In his revealing book, Sunstein tells us why: It is because he, Sunstein, had the authority to “say no to members of the president’s Cabinet”; to deposit “highly touted rules, beloved by regulators, onto the shit list“; to ensure that some rules “never saw the light of day”; to impose cost-benefit analysis “wherever the law allowed”; and to “transform cost-benefit analysis from an analytical tool into a “rule of decision,” meaning that “[a]gencies could not go forward” if their rules flunked OIRA’s cost-benefit test.
Assertive intrusions into agencies’ prerogatives — prerogatives given by law to the agencies, not to OIRA — were necessary, Sunstein insists, because otherwise agency decisions might be based not on “facts and evidence,” but on “intuitions, anecdotes, dogmas, or the views of powerful interest groups.” In Sunstein’s account, OIRA’s interventions also ensured “a well-functioning system of public comment” and “compliance with procedural ideals that might not always be strictly compulsory but that might be loosely organized under the rubric of ‘good government’.” No theme more pervades Sunstein’s book than the idea that government transparency is essential to good regulatory outcomes and to good government itself.

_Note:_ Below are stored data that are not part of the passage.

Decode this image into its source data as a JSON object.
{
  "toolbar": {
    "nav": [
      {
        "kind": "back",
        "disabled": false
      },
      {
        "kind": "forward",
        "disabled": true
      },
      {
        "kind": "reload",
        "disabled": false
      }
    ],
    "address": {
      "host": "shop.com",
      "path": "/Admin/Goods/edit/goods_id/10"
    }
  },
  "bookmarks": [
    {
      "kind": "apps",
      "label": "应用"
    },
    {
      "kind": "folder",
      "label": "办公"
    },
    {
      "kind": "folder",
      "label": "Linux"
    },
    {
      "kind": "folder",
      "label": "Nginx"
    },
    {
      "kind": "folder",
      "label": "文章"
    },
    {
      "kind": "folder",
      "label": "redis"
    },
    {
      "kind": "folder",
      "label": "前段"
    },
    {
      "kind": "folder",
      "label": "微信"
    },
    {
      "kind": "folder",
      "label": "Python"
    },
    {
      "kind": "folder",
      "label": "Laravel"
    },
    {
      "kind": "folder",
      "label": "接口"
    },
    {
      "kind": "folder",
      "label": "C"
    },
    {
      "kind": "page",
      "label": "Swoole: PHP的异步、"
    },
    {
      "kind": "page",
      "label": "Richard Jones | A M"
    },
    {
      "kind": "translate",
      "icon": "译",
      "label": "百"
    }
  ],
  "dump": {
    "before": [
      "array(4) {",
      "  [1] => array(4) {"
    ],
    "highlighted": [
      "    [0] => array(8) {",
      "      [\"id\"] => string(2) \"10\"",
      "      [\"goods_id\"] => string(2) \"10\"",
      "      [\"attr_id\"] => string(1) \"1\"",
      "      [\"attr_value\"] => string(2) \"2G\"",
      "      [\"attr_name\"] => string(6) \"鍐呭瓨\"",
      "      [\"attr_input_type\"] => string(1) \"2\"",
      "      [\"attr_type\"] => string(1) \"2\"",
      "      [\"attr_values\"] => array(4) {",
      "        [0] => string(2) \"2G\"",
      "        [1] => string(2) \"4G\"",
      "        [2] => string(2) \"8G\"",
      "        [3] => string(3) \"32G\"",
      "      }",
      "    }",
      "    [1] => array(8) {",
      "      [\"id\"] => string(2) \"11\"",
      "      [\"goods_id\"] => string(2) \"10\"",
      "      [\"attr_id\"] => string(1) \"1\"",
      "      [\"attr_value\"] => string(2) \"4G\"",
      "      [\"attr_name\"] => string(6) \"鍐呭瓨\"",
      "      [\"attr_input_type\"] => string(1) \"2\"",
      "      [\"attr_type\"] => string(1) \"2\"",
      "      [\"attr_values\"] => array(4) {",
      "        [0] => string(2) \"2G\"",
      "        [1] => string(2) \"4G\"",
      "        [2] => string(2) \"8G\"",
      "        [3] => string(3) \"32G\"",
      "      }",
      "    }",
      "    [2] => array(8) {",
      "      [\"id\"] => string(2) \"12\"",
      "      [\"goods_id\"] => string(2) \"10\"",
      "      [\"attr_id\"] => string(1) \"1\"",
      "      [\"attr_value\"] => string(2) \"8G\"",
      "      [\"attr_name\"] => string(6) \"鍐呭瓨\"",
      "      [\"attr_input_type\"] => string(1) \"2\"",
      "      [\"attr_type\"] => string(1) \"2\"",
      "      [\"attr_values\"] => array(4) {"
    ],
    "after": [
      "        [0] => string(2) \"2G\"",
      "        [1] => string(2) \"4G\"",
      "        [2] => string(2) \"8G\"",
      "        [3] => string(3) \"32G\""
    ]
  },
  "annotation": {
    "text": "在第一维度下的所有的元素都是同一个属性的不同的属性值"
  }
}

The deep and sad irony is that few government processes are as opaque as the process of OIRA review, superintended for almost four years by Sunstein himself. Few people even know OIRA exists; in fact, the adjective that most often appears in descriptions of this small office is “obscure.” Even fewer people know that OIRA has effective veto power over major rules issued by executive-branch agencies and that the decision as to whether a rule is “major” — and thus must run OIRA’s gauntlet before being issued — rests solely in OIRA’s hands. Most people, I would venture to guess, think that the person who runs, say, the Environmental Protection Agency is actually the Administrator of the Environmental Protection Agency. But given OIRA’s power to veto rules, the reality is otherwise: In the rulemaking domain, the head of OIRA is effectively the head of the EPA.
This state of affairs poses several problems. Two have to do with law. One problem is that laws on workplace health, environmental protection, food safety and other protections give agencies — like OSHA, EPA, and the FDA — the authority to make rules. They do not give this authority to OIRA. No statute, in fact, gives OIRA the power to review agencies’ rules. This power today derives, instead, from a set of executive orders issued by Presidents Clinton and Obama. But it is a large question whether a law giving rulemaking authority to one part of government is properly construed as giving authority to another part of government, designated by the President. Most agree that a statute giving authority over food safety to the FDA does not allow the President to turn that power over to the Department of Agriculture. It is a little hard to see why that same statute can be interpreted to turn the power over to OIRA.